“Footlight Parade”

When I was at university in London in the 1970s, I used to have to spend one Monday morning a week in Notting Hill. After my lecture, the day was my own. The local cinema, I think it’s The Coronet these days, showed two old black and white musicals for not very much money for old people, and me.

So I got to see Fred and Ginger on the big screen, and Busby Berkeley films.

Berkeley was a film director later, but for these films he handled the, er, choreography. Let’s say, the musical numbers.

The films inevitably seemed to star Dick Powell, Ruby Keeler and Joan Blondell. Others popped up: Ginger Rogers and Hugh Herbert were regulars.

“Footlight Parade” (1933) is not the best Berkeley film, or the best known (“42nd Street” is probably that) but it is interesting.

It stars James Cagney. Cagney loved doing song and dance films, and made one stupendous musical film (“Yankee Doodle Dandy”) that we will come back to later. The regulars are here.

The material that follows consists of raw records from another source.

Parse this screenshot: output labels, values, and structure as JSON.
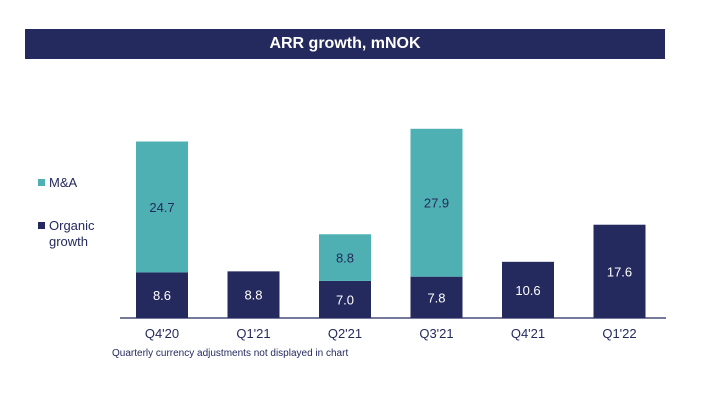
{
  "chart_data": {
    "type": "bar",
    "stacked": true,
    "title": "ARR growth, mNOK",
    "categories": [
      "Q4'20",
      "Q1'21",
      "Q2'21",
      "Q3'21",
      "Q4'21",
      "Q1'22"
    ],
    "series": [
      {
        "name": "Organic growth",
        "values": [
          8.6,
          8.8,
          7.0,
          7.8,
          10.6,
          17.6
        ],
        "color": "#242a5e"
      },
      {
        "name": "M&A",
        "values": [
          24.7,
          null,
          8.8,
          27.9,
          null,
          null
        ],
        "color": "#4eb0b3"
      }
    ],
    "value_labels": {
      "organic": [
        "8.6",
        "8.8",
        "7.0",
        "7.8",
        "10.6",
        "17.6"
      ],
      "ma": [
        "24.7",
        "",
        "8.8",
        "27.9",
        "",
        ""
      ]
    },
    "legend": {
      "placement": "left",
      "items": [
        "M&A",
        "Organic growth"
      ]
    },
    "grid": false
  },
  "legend": {
    "ma_label": "M&A",
    "organic_label": "Organic growth"
  },
  "footnote": "Quarterly currency adjustments not displayed in chart",
  "colors": {
    "organic": "#242a5e",
    "ma": "#4eb0b3",
    "title_bg": "#242a5e"
  }
}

The story is slight: Cagney produces musical introductions for cinema, live acts preceding a film. There’s some nonsense about rivals stealing his ideas, but the film finishes with three of these ‘prologues’ being shown.

One is the legendary By A Waterfall. Berkeley brings out all his skills, creating patterns like a kaleidoscope.

There’s water everywhere, and scantily clad girls.

It’s mad, of course, but looks stunning.

Before that comes Honeymoon Hotel, where Powell sings some slighly risque lyrics about everyone registering as ‘Smith’. And the girls get to take their clothes off.

The third song is Shanghai Lil. Cagney sings the tune and does his trademark dancing and Ruby Keeler plays the woman who steals men’s hearts.

It’s pre-code Hollywood, so there are some slightly naughty references, but nothing your mum would object to.